Moreover, many blamed Sharon’s visit to Jerusalem’s holy Temple Mount on Sept. 27, 2000, for the outbreak of the intifada. Yet four months later, against all odds, he was prime minister.

As national leader, Sharon carried out two major unilateral acts: the building of the security fence to stop terrorist infiltration into Israel, and the withdrawal from Gaza and the northern West Bank.

The gains for Israel were enormous: The obvious pain of withdrawal won Israel great international respect and support, and the Palestinians understood how serious Israel was about creating conditions for a territorial solution to the conflict.

The pullout set in motion a two-state dynamic, Israel and Palestine, and eased Israel’s demographic concerns. The lull in the fighting led to a marked improvement in the Israeli economy. And while Palestinian violence still simmered, the fact that Israel had pulled out of Gaza is expected to give it greater leeway in retaliating.

These gains have members of Sharon’s inner circle, like Eyal Arad and Eval Giladi, talking about unilateralism as a strategy. In a talk at the Herzliya Interdisciplinary Center on the fifth anniversary of Sharon’s Temple Mount visit, Arad argued that without progress on the Israeli-Palestinian peace track, unilateralism could become a strategy.

“If we see over time that the impasse continues, then even if Israel’s diplomatic situation is good we might consider turning disengagement into an Israeli strategy,” he declared. Without a serious Palestinian partner, “Israel would determine its borders independently.”

The following day, in a lecture at Tel Aviv University, the head of Israel’s military intelligence, Maj. Gen. Aharon Ze’evi-Farkash, seemed to back up Arad.

“In the next few years, Israel will be forced to carry out more and more unilateral steps to promote its interests,” he predicted.

Sharon put out a statement denying that he was considering further unilateral moves, now or ever. The only game in town, he said, is the internationally approved “road map” peace plan, under which Israel and the Palestinians are to negotiate a territorial settlement following a detailed series of interim steps.

If the road map breaks down “there will not be any further unilateral territorial moves,” Sharon declared.

Sharon also sent another of his close advisers, Dov Weissglas, to tell Israeli television audiences that one of the great achievements of the unilateral pullback was that Israel now can sit back and do nothing until the Palestinians fulfill their road map commitments: fight terrorism, disarm terrorist militias and carry out political, security and economic reforms.

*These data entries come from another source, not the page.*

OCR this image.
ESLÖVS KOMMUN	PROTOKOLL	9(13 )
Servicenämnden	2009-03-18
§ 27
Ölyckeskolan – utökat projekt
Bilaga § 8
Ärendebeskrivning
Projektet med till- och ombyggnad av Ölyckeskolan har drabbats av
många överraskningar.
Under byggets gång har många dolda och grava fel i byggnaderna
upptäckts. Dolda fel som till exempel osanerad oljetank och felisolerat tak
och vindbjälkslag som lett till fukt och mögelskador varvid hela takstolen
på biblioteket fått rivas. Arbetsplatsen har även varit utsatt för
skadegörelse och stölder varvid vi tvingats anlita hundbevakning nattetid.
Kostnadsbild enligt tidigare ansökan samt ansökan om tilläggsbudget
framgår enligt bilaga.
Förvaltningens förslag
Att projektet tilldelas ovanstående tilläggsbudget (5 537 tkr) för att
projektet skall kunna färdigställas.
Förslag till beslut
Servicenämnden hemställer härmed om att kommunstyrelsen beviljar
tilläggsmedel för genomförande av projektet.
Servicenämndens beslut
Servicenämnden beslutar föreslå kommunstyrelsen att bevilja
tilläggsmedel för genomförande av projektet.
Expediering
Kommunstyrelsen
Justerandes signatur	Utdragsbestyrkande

For now, the international community, especially the United States, seems to back Sharon. President Bush has intimated several times that the ball is in the Palestinian court. Just last week, U.S. Secretary of State Condoleezza Rice supported the Israeli position that Hamas should not be allowed to participate in Palestinian Authority elections unless it dismantles its militias.

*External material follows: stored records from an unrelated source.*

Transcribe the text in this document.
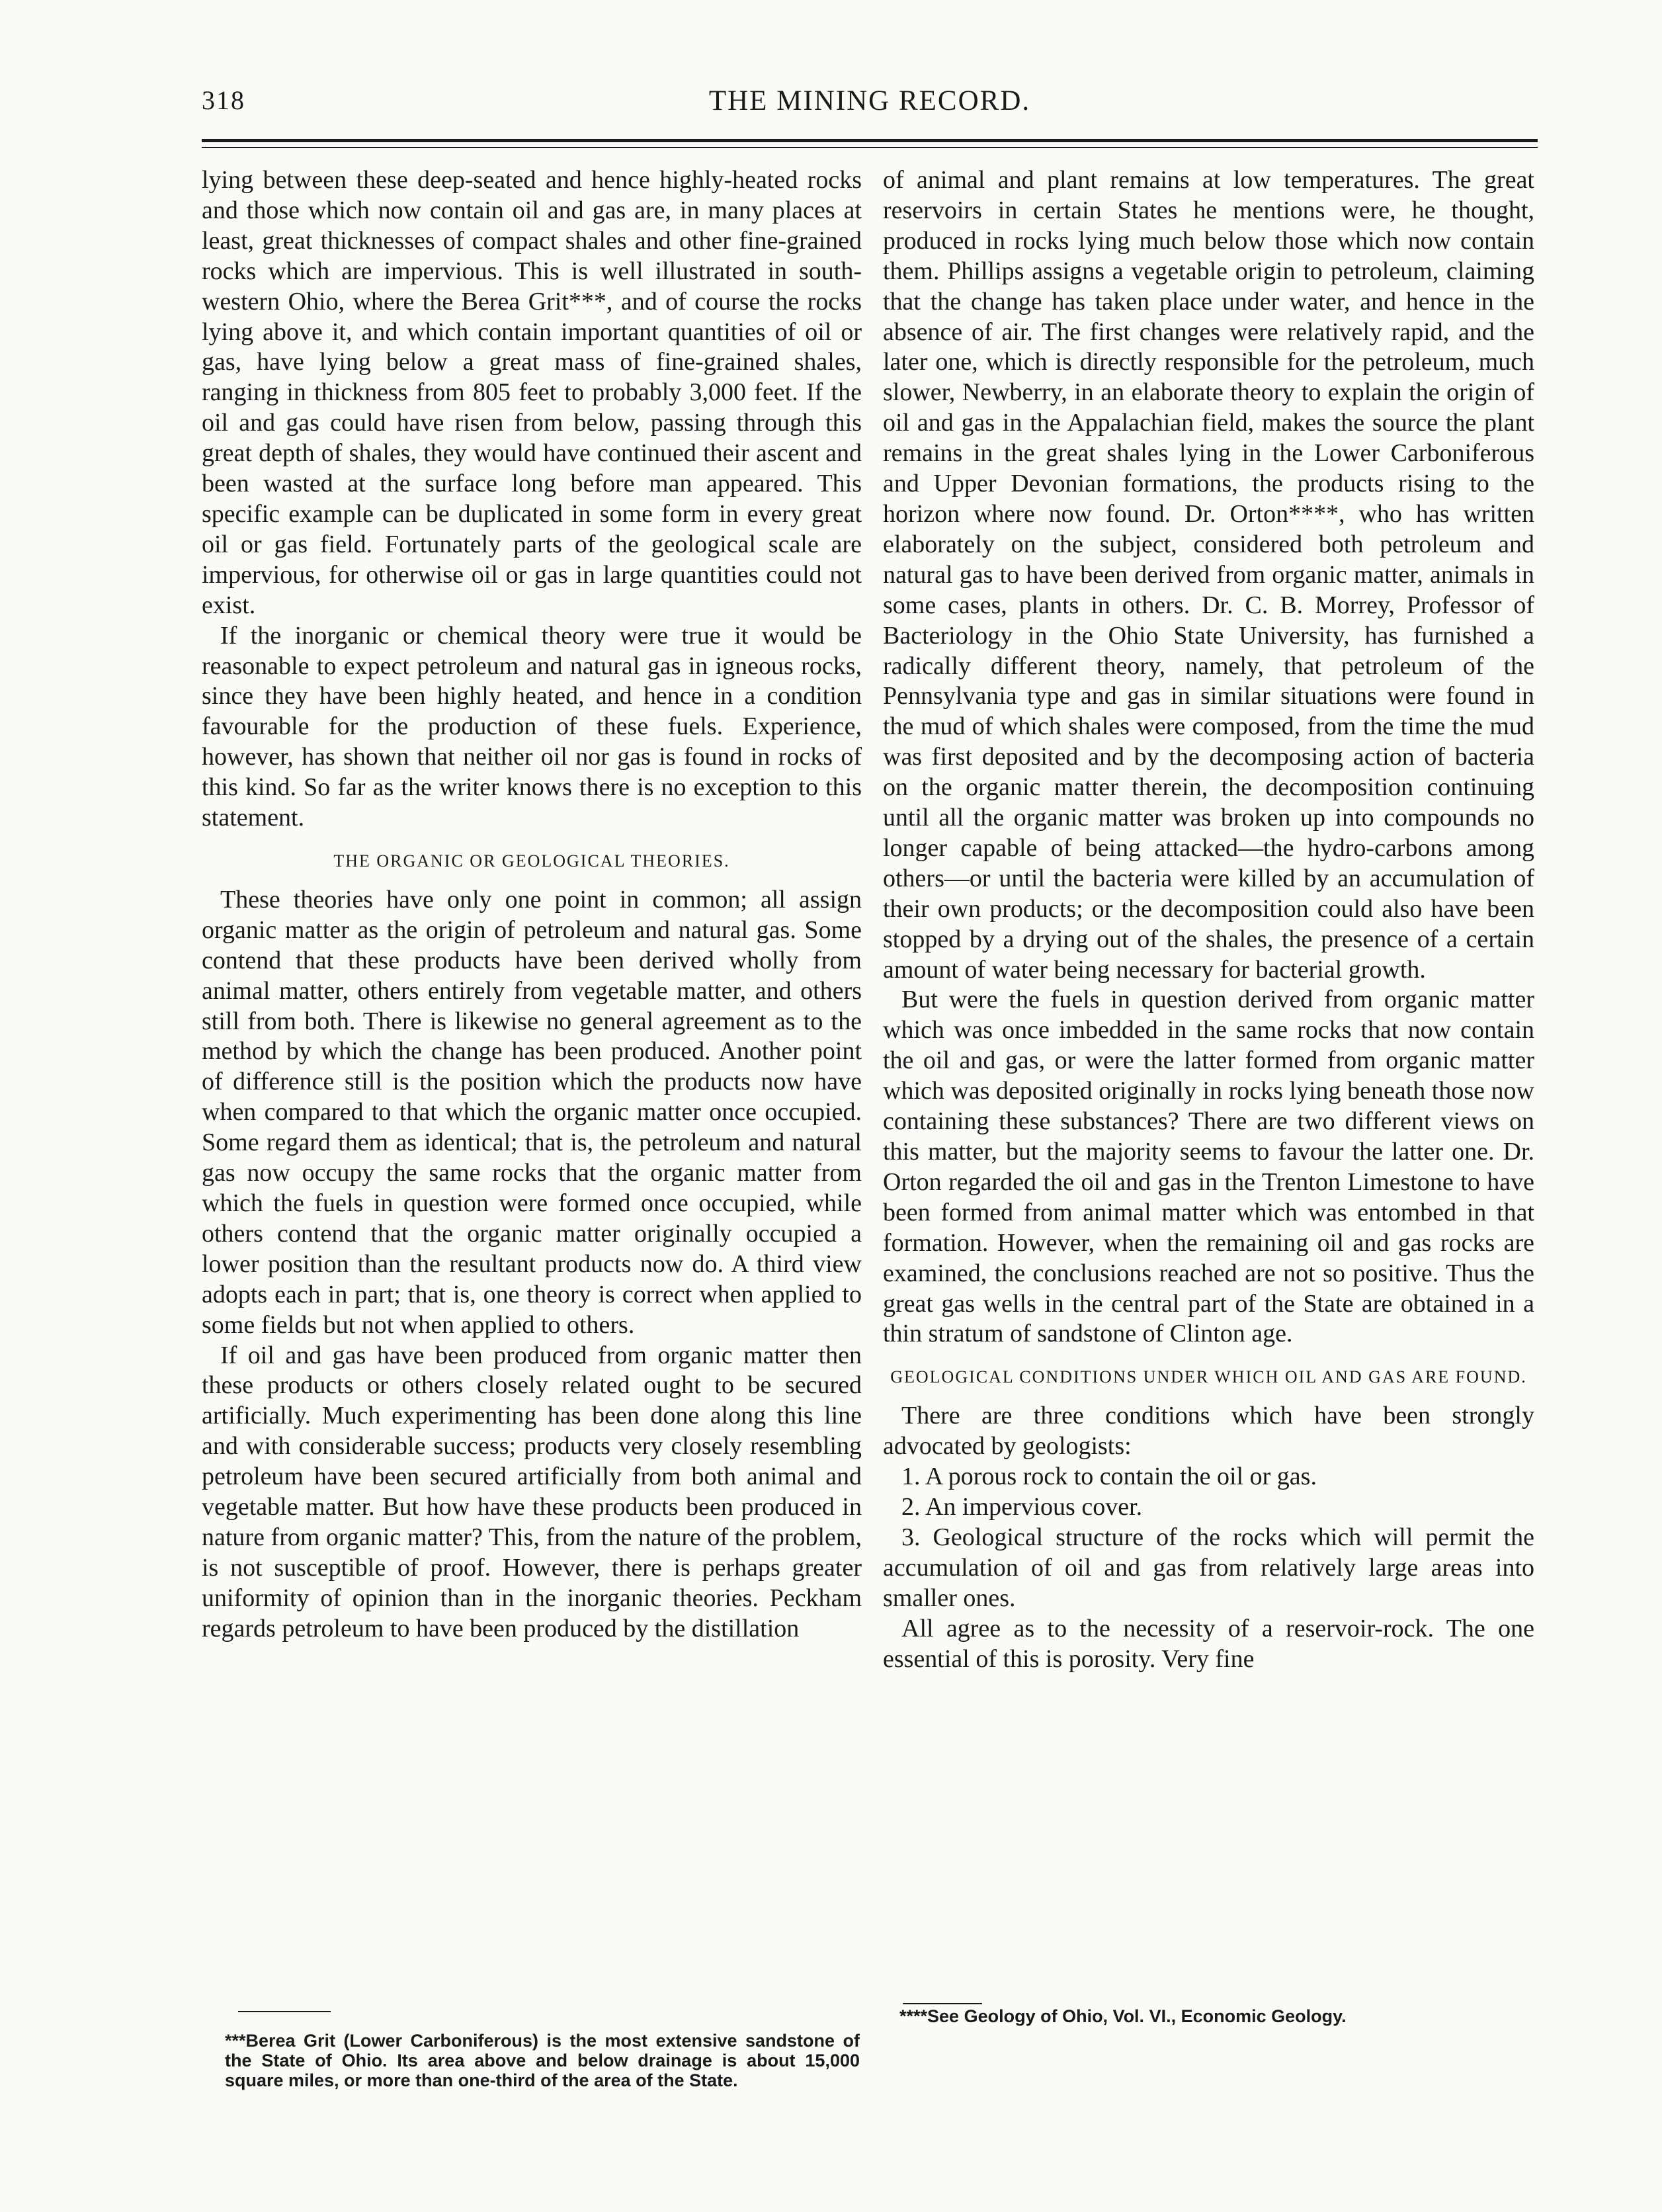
318	THE MINING RECORD.

lying between these deep-seated and hence highly-heated rocks and those which now contain oil and gas are, in many places at least, great thicknesses of compact shales and other fine-grained rocks which are impervious. This is well illustrated in south-western Ohio, where the Berea Grit***, and of course the rocks lying above it, and which contain important quantities of oil or gas, have lying below a great mass of fine-grained shales, ranging in thickness from 805 feet to probably 3,000 feet. If the oil and gas could have risen from below, passing through this great depth of shales, they would have continued their ascent and been wasted at the surface long before man appeared. This specific example can be duplicated in some form in every great oil or gas field. Fortunately parts of the geological scale are impervious, for otherwise oil or gas in large quantities could not exist.

If the inorganic or chemical theory were true it would be reasonable to expect petroleum and natural gas in igneous rocks, since they have been highly heated, and hence in a condition favourable for the production of these fuels. Experience, however, has shown that neither oil nor gas is found in rocks of this kind. So far as the writer knows there is no exception to this statement.

THE ORGANIC OR GEOLOGICAL THEORIES.

These theories have only one point in common; all assign organic matter as the origin of petroleum and natural gas. Some contend that these products have been derived wholly from animal matter, others entirely from vegetable matter, and others still from both. There is likewise no general agreement as to the method by which the change has been produced. Another point of difference still is the position which the products now have when compared to that which the organic matter once occupied. Some regard them as identical; that is, the petroleum and natural gas now occupy the same rocks that the organic matter from which the fuels in question were formed once occupied, while others contend that the organic matter originally occupied a lower position than the resultant products now do. A third view adopts each in part; that is, one theory is correct when applied to some fields but not when applied to others.

If oil and gas have been produced from organic matter then these products or others closely related ought to be secured artificially. Much experimenting has been done along this line and with considerable success; products very closely resembling petroleum have been secured artificially from both animal and vegetable matter. But how have these products been produced in nature from organic matter? This, from the nature of the problem, is not susceptible of proof. However, there is perhaps greater uniformity of opinion than in the inorganic theories. Peckham regards petroleum to have been produced by the distillation

of animal and plant remains at low temperatures. The great reservoirs in certain States he mentions were, he thought, produced in rocks lying much below those which now contain them. Phillips assigns a vegetable origin to petroleum, claiming that the change has taken place under water, and hence in the absence of air. The first changes were relatively rapid, and the later one, which is directly responsible for the petroleum, much slower, Newberry, in an elaborate theory to explain the origin of oil and gas in the Appalachian field, makes the source the plant remains in the great shales lying in the Lower Carboniferous and Upper Devonian formations, the products rising to the horizon where now found. Dr. Orton****, who has written elaborately on the subject, considered both petroleum and natural gas to have been derived from organic matter, animals in some cases, plants in others. Dr. C. B. Morrey, Professor of Bacteriology in the Ohio State University, has furnished a radically different theory, namely, that petroleum of the Pennsylvania type and gas in similar situations were found in the mud of which shales were composed, from the time the mud was first deposited and by the decomposing action of bacteria on the organic matter therein, the decomposition continuing until all the organic matter was broken up into compounds no longer capable of being attacked—the hydro-carbons among others—or until the bacteria were killed by an accumulation of their own products; or the decomposition could also have been stopped by a drying out of the shales, the presence of a certain amount of water being necessary for bacterial growth.

But were the fuels in question derived from organic matter which was once imbedded in the same rocks that now contain the oil and gas, or were the latter formed from organic matter which was deposited originally in rocks lying beneath those now containing these substances? There are two different views on this matter, but the majority seems to favour the latter one. Dr. Orton regarded the oil and gas in the Trenton Limestone to have been formed from animal matter which was entombed in that formation. However, when the remaining oil and gas rocks are examined, the conclusions reached are not so positive. Thus the great gas wells in the central part of the State are obtained in a thin stratum of sandstone of Clinton age.

GEOLOGICAL CONDITIONS UNDER WHICH OIL AND GAS ARE FOUND.

There are three conditions which have been strongly advocated by geologists:

1. A porous rock to contain the oil or gas.

2. An impervious cover.

3. Geological structure of the rocks which will permit the accumulation of oil and gas from relatively large areas into smaller ones.

All agree as to the necessity of a reservoir-rock. The one essential of this is porosity. Very fine

***Berea Grit (Lower Carboniferous) is the most extensive sandstone of the State of Ohio. Its area above and below drainage is about 15,000 square miles, or more than one-third of the area of the State.
****See Geology of Ohio, Vol. VI., Economic Geology.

But what happens six months or a year down the road if the Palestinians still haven’t got their act together? Will the international community, including the United States, start pressing Israel to make more unilateral withdrawals from the West Bank? And will the same logic that led Israel to pullout of Gaza dictate similar moves from the West Bank, with similar benefits?

Ari Shavit, a political analyst for Ha’aretz, is convinced that the pullout from Gaza has set in motion an inexorable historic force leading to the partition of the Land of Israel — by negotiation if possible, unilaterally if not.

He maintains that the most important political fact in the Middle East this past year has been the emergence of an Israeli majority, allied to Sharon, that is determined to end Israel’s occupation of the Palestinians. This new Israeli majority, Shavit writes, “realizes that only the creation of a separation between the two peoples will end the symbiotic-pathological relationship between them and lead them toward true mutual recognition.”

Sharon and the Israeli majority, he says, “have become the most important agents of change in the Middle Eastern arena.”

Most Israeli pundits agree that there will be change. The coming year could see whether it will be achieved by negotiation or by further unilateral steps.